The institute is reinventing itself into a cutting-edge, research-focused organization to support projects at the boundaries of nanoscale imaging and control.
"The unique role of the Kavli Institute at Cornell will be to identify particular areas of nanoscale science research that are at a stage where there is an exceptional opportunity for groundbreaking progress," said Robert Buhrman, senior vice provost for research.
Miyoung Chun, vice president of science programs at the Kavli Foundation, speaks with Paul McEuen, director of the Kavli Institute at Cornell, during a tour of the Physical Sciences Building construction site. Cornell's Kavli Institute will be housed in the new building.
The Kavli Institute will be located in the new physical sciences building, expected to open in the fall, and will be led by Paul McEuen, professor of physics. David A. Muller, associate professor of applied and engineering physics, will serve as co-director. Other core faculty members will be Dan Ralph, professor of physics; and Michal Lipson, associate professor of electrical and computer engineering; as well as two additional faculty members.
McEuen suggests that a major roadblock for transformative progress in nanoscience is "the tools that serve as 'eyes' and 'hands' for structures that are too small for us to see or touch."
As a result, the institute will focus initially on next-generation electron-beam and optical microscopy; physical and electronic measurement and manipulation; and optoelectronic nanocharacterization. With facilities and funding opportunities open to all members of Cornell's nanoscale and nanofabrication community, the institute will fund small teams for developing cross-cutting approaches at the boundaries of various nanoscale sciences. Two Kavli postdoctoral fellows will be funded per year. In addition, Kavli Instrumentation Projects will support the purchase and development of scientific tools for probing the nanoscale.
The institute's mission will complement Cornell's existing centers that cut across such disciplines as nanofabrication and nanoscale materials.
The institute's leaders emphasize that "high-risk, high-payoff projects" are to be encouraged.
"We are looking for that handful of 'It's so crazy it might actually work' ideas that would change how we see the nanoworld," Muller said.

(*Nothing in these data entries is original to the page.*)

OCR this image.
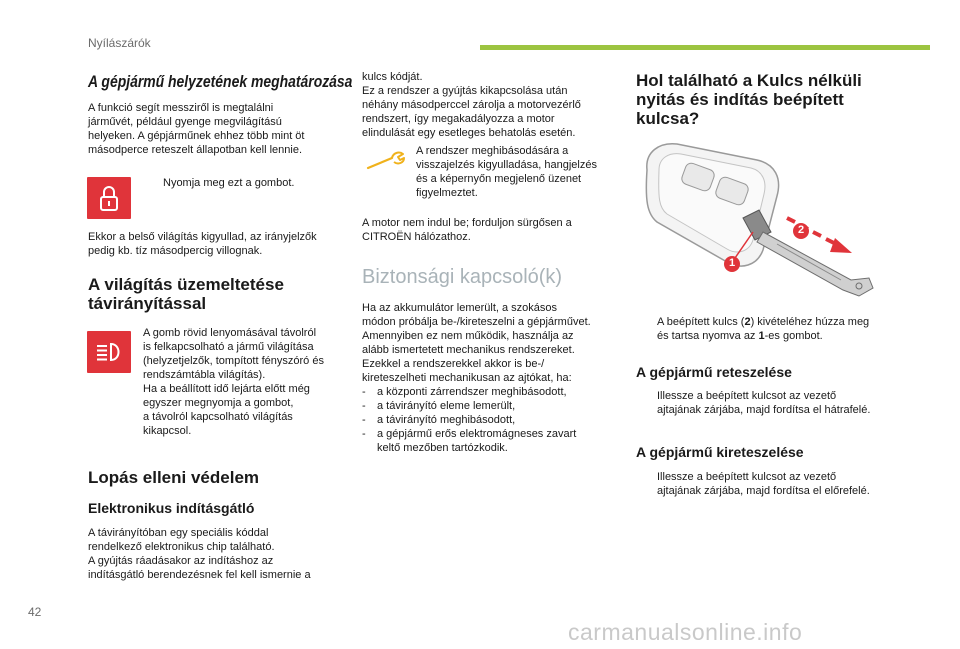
Nyílászárók
A gépjármű helyzetének meghatározása
A funkció segít messziről is megtalálni
járművét, például gyenge megvilágítású
helyeken. A gépjárműnek ehhez több mint öt
másodperce reteszelt állapotban kell lennie.
Nyomja meg ezt a gombot.
Ekkor a belső világítás kigyullad, az irányjelzők
pedig kb. tíz másodpercig villognak.
A világítás üzemeltetése
távirányítással
A gomb rövid lenyomásával távolról
is felkapcsolható a jármű világítása
(helyzetjelzők, tompított fényszóró és
rendszámtábla világítás).
Ha a beállított idő lejárta előtt még
egyszer megnyomja a gombot,
a távolról kapcsolható világítás
kikapcsol.
Lopás elleni védelem
Elektronikus indításgátló
A távirányítóban egy speciális kóddal
rendelkező elektronikus chip található.
A gyújtás ráadásakor az indításhoz az
indításgátló berendezésnek fel kell ismernie a
kulcs kódját.
Ez a rendszer a gyújtás kikapcsolása után
néhány másodperccel zárolja a motorvezérlő
rendszert, így megakadályozza a motor
elindulását egy esetleges behatolás esetén.
A rendszer meghibásodására a
visszajelzés kigyulladása, hangjelzés
és a képernyőn megjelenő üzenet
figyelmeztet.
A motor nem indul be; forduljon sürgősen a
CITROËN hálózathoz.
Biztonsági kapcsoló(k)
Ha az akkumulátor lemerült, a szokásos
módon próbálja be-/kireteszelni a gépjárművet.
Amennyiben ez nem működik, használja az
alább ismertetett mechanikus rendszereket.
Ezekkel a rendszerekkel akkor is be-/
kireteszelheti mechanikusan az ajtókat, ha:
-	a központi zárrendszer meghibásodott,
-	a távirányító eleme lemerült,
-	a távirányító meghibásodott,
-	a gépjármű erős elektromágneses zavart
keltő mezőben tartózkodik.
Hol található a Kulcs nélküli
nyitás és indítás beépített
kulcsa?
2
1
A beépített kulcs (2) kivételéhez húzza meg
és tartsa nyomva az 1-es gombot.
A gépjármű reteszelése
Illessze a beépített kulcsot az vezető
ajtajának zárjába, majd fordítsa el hátrafelé.
A gépjármű kireteszelése
Illessze a beépített kulcsot az vezető
ajtajának zárjába, majd fordítsa el előrefelé.
42
carmanualsonline.info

Since its founding in 2004, the Cornell institute has served mostly as a think tank for nanoscale science, and has brought together scientists to share ideas and visions. It has supported such activities as lectures, symposia, summer schools and workshops. Cornell's Kavli Institute is one of four nanoscience institutes funded by the Kavli Foundation; 15 Kavli institutes worldwide focus on nanoscience, neuroscience, cosmology and theoretical physics.